Baleeira: embarcação se tornou uma espécie de ponte entre a Ilha e os Açores

A caça à baleia é proibida no Brasil, mas a atividade – uma das mais importantes fontes de renda que as comunidades litorâneas já tiveram – deixou pelo menos uma herança que pode ser encontrada, fisicamente, perto dos ranchos de pesca que se espalham pela orla. Considerada um produto da genialidade dos construtores, a baleeira é uma embarcação nobre, de concepção sofisticada, cuja agilidade e segurança conquistaram a reverência e a admiração dos homens do mar.

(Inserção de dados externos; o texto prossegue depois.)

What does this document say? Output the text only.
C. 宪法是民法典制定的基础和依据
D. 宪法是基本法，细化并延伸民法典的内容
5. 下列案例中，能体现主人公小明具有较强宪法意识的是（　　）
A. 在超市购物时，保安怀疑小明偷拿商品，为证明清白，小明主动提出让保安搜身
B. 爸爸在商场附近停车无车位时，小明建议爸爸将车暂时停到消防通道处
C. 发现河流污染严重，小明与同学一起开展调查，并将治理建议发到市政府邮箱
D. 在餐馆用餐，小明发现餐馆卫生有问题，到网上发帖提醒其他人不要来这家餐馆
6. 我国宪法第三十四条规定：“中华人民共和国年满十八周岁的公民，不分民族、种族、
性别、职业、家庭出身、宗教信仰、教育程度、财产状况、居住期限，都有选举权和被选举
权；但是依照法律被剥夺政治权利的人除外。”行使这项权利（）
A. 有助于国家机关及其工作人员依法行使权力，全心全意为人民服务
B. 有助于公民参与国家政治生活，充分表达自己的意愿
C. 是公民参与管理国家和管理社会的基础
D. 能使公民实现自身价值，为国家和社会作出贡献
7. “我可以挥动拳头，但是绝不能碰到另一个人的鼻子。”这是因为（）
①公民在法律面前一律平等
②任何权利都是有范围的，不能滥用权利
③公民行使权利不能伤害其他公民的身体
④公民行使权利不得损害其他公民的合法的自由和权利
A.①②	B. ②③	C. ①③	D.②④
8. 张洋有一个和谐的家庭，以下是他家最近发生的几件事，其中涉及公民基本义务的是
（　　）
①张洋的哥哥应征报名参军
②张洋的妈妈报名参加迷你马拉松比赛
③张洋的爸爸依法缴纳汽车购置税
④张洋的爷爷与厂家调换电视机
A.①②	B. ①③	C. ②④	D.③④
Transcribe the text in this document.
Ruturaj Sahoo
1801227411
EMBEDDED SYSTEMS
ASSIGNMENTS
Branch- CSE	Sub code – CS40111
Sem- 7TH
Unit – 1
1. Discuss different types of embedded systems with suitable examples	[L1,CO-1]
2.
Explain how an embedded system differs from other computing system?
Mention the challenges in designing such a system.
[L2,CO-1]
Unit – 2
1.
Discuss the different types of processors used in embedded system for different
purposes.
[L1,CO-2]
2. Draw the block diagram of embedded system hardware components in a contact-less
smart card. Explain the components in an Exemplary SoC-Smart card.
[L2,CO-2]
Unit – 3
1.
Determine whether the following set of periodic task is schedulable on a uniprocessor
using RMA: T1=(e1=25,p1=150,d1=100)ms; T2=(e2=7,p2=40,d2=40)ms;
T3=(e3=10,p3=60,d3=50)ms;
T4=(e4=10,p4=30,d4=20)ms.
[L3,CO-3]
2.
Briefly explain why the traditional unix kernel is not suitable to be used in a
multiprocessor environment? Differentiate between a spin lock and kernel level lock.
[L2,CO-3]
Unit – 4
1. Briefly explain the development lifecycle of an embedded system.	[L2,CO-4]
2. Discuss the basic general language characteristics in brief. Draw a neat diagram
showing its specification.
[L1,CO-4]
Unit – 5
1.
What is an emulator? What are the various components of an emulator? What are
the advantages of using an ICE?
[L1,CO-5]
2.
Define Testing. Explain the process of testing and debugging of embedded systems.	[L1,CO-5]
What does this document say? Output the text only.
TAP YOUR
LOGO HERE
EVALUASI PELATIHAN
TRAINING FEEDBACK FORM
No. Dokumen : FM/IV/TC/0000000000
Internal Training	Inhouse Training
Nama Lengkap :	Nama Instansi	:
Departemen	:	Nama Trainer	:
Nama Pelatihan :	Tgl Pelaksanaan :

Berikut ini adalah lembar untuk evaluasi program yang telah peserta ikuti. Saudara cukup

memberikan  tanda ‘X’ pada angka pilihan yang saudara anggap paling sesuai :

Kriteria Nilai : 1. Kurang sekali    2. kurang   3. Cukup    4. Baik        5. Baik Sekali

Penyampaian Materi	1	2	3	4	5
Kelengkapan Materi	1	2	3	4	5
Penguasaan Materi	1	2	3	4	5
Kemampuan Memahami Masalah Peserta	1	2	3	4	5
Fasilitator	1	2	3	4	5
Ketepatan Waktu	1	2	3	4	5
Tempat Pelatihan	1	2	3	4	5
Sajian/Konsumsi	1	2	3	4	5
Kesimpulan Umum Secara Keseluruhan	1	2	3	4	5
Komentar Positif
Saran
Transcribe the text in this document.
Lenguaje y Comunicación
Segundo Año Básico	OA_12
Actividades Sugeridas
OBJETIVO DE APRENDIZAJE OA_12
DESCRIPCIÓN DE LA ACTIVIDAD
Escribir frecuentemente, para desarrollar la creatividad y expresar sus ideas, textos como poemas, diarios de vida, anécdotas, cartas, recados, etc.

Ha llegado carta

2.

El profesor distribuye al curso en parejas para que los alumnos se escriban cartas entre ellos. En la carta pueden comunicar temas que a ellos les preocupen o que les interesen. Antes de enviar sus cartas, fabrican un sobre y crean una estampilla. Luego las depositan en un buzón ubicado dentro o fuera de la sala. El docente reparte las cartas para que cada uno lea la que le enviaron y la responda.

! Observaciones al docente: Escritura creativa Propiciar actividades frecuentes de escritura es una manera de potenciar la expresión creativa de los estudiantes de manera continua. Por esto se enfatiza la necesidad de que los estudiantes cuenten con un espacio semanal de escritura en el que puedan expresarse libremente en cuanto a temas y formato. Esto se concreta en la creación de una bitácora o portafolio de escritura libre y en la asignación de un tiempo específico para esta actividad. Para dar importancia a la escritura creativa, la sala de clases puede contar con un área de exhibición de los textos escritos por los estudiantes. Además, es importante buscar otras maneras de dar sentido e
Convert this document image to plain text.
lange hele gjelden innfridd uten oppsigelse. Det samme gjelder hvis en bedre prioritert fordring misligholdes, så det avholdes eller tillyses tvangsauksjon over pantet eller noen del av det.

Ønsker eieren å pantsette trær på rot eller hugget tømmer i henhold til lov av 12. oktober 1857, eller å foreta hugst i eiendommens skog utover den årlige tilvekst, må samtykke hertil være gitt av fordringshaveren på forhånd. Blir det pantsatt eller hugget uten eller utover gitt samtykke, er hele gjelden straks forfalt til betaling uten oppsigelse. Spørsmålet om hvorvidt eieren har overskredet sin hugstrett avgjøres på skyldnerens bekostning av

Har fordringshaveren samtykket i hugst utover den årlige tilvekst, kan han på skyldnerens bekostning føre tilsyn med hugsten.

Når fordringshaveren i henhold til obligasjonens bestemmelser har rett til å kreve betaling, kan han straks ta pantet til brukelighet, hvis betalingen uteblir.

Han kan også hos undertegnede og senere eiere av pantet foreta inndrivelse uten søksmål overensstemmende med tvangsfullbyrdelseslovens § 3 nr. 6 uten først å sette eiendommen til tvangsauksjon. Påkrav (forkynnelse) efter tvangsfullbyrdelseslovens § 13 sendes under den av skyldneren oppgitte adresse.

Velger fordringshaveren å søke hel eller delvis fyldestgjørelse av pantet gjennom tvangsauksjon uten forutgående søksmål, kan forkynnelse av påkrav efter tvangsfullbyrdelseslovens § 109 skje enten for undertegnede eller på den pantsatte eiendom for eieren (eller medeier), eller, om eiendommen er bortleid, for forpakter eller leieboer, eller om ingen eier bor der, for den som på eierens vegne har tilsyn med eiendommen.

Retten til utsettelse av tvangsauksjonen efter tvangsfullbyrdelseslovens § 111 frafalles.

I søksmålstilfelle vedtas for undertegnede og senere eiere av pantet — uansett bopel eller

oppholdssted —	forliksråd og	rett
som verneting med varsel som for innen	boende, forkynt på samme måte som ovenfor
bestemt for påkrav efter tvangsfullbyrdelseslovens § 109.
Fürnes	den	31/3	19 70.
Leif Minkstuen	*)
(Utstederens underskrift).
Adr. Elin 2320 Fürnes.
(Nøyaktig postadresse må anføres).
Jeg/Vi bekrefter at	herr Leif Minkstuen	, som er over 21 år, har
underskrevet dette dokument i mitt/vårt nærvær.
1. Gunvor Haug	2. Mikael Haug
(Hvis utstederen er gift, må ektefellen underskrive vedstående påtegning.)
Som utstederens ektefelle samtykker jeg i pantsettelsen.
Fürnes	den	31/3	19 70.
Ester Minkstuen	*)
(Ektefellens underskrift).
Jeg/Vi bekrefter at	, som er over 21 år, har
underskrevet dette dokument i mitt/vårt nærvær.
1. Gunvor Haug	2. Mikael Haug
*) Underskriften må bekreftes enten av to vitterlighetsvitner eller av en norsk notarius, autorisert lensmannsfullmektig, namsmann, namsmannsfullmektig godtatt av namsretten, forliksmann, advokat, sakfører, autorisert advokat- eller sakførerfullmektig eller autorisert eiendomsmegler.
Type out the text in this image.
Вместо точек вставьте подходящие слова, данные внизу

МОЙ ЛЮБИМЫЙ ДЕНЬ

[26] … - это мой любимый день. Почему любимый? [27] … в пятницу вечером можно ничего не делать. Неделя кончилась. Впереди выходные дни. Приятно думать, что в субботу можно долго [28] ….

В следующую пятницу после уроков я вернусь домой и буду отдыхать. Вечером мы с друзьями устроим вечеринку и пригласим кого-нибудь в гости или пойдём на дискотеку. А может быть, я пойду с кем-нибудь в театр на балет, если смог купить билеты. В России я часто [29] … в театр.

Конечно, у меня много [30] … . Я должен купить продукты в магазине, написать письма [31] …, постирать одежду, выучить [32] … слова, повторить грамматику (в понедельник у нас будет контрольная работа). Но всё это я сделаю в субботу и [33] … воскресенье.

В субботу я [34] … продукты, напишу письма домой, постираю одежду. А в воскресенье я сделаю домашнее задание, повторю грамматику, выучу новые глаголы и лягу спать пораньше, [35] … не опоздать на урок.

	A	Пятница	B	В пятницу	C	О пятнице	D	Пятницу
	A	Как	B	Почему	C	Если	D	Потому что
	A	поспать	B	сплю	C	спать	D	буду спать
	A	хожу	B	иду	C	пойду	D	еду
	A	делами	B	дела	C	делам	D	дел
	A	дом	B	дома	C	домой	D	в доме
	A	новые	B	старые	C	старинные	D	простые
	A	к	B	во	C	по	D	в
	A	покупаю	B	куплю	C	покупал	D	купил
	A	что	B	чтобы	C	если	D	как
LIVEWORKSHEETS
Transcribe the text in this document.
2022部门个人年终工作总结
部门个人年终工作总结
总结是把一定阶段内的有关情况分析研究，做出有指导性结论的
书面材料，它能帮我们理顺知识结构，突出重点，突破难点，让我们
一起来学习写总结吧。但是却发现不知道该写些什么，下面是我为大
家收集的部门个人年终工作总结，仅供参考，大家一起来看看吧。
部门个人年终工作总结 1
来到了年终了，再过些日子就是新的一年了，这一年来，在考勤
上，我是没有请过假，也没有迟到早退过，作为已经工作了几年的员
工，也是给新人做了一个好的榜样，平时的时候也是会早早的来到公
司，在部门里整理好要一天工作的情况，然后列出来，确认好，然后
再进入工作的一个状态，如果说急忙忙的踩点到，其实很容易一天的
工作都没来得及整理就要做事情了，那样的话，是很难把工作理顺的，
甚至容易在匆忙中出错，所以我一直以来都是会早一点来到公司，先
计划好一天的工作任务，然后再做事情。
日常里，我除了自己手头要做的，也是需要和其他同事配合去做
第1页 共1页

Baleeira vermelha, branca e azul na praia

Considerada um produto da genialidade dos construtores, a baleeira é uma embarcação nobre, de concepção sofisticada, cuja agilidade e segurança conquistaram a reverência e a admiração dos homens do mar – Foto: Germano Rorato/ND

Ainda que não encontre novos artífices que as fabriquem e as ofereçam aos pescadores, a baleeira é presença certa nas comunidades à beira-mar, passando por reparos e voltando sempre ao uso, para alegria dos profissionais do ramo. E é também objeto do carinho de artistas, como o fotógrafo florianopolitano Joel Pacheco, que tem livros publicados e vai abrir uma exposição sobre o tema na primeira semana de agosto, na cidade de Horta, na ilha açoriana do Faial.

Como em trabalhos anteriores, Pacheco faz na mostra um paralelo entre os Açores e a Ilha de Santa Catarina, que recebeu centenas de famílias do arquipélago a partir de 1748. Essa aproximação fez com que no título de uma de suas obras chamasse Florianópolis de “a décima ilha dos Açores”. Além do sempre recorrente tema da pesca, ele mostra similaridades nas festas religiosas, na cultura e em manifestações artísticas e folclóricas. Mas é nas baleeiras que concentra maior atenção.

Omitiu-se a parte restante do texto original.